PossGrade1_OK is 13 character length but PossGrade12345678_OK can't be indexed, unless you use a space so that it becomes PossGrade 12345678_OK or whatever you want to get a valid key.

HTH

Posted

I also suspect that it is nothing to do with the indexing problem. I have rejigged it so that the left hand side of the relationship is indexable, using a script to generate the result of the calculation. I still have exactly the same problem.

However, it should not be to do with the length of the number - the choices I put in the previous post were all of the possibilities (well, missed out "Unknown"). Combined in a sort of square where the first and last part could be either of the eight options, the file C just has 64 records, and this is fixed. But all of the records that have "PossGradex", where x is just "1", "2" or "3" fail on the relationship lookup.
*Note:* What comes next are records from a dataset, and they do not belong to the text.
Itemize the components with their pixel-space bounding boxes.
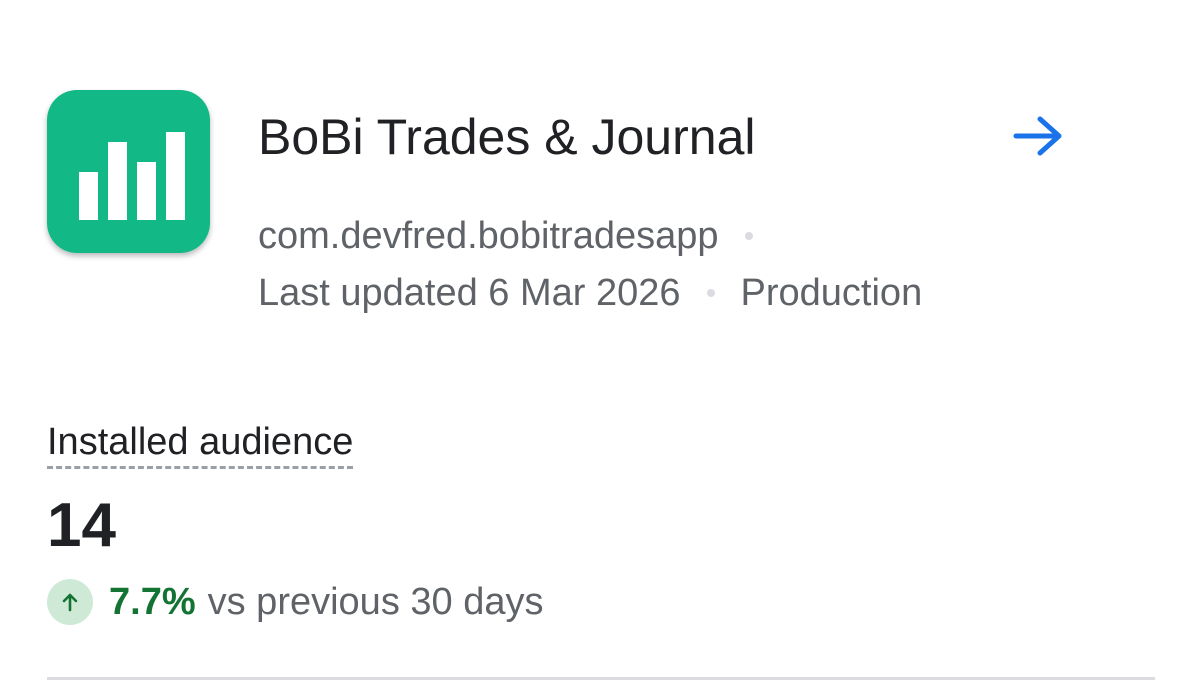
last-updated: Last updated 6 Mar 2026 (258, 272, 681, 314)
bar-chart-icon (47, 90, 210, 253)
app-summary-card: BoBi Trades & Journal com.devfred.bobitr… (0, 0, 1200, 682)
app-icon (47, 90, 210, 253)
divider (47, 677, 1155, 680)
installed-audience-value: 14 (47, 491, 116, 560)
trend-comparison: vs previous 30 days (207, 580, 544, 623)
trend-badge (47, 579, 93, 625)
arrow-up-icon (62, 593, 78, 612)
app-title[interactable]: BoBi Trades & Journal (258, 108, 756, 166)
installed-audience-label[interactable]: Installed audience (47, 420, 354, 469)
trend-percent: 7.7% (109, 580, 196, 623)
trend-row: 7.7% vs previous 30 days (47, 578, 543, 626)
arrow-right-icon (1013, 116, 1062, 156)
separator-dot (744, 231, 753, 240)
package-name: com.devfred.bobitradesapp (258, 215, 719, 257)
release-track: Production (740, 272, 923, 314)
open-app-button[interactable] (1008, 110, 1070, 162)
status-line: Last updated 6 Mar 2026 Production (258, 271, 922, 315)
package-line: com.devfred.bobitradesapp (258, 214, 779, 258)
separator-dot (706, 288, 715, 297)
Anyway, I am in the UK and am on my way home. Thanks for all of your help. Will check tomorrow to see if you have any more ideas.

Dave

Posted

...Combined in a sort of square where the first and last part could be either of the eight options...

Try out the "key" separation then.

As a little example, Marc ELBOW would result in MarcELBOW, but if you have another Marcel BOW in your database, you'd end up with the same match.

It is even more accurate with numbers where 1 and 11 joined together as 111 would be either 1&11 or 11&1.

So, using a space might solve some issues.

Good Evening.

Posted

You have been a fantastic help on this. I have set up the databases so that they have shorter keys with spaces in them - instead of "Grade2_PossGrade3" it is now "G2 PG3" - and it works! I also have the fields indexable (as I think I mentioned earlier) by scrapping the calculation and inserting the key as a calculation using a script, as suggested by Ray in his article.

Thanks again for all of your help!

Dave

Posted

Glad I could help.

Note that the Left hand side of the relationship doesn't need to be indexed though, for the relationship to work.

It can be cleaner to have it indexed, if this key might be used elsewhere, but for just the purpose of a valid relationship, it doesn't help much.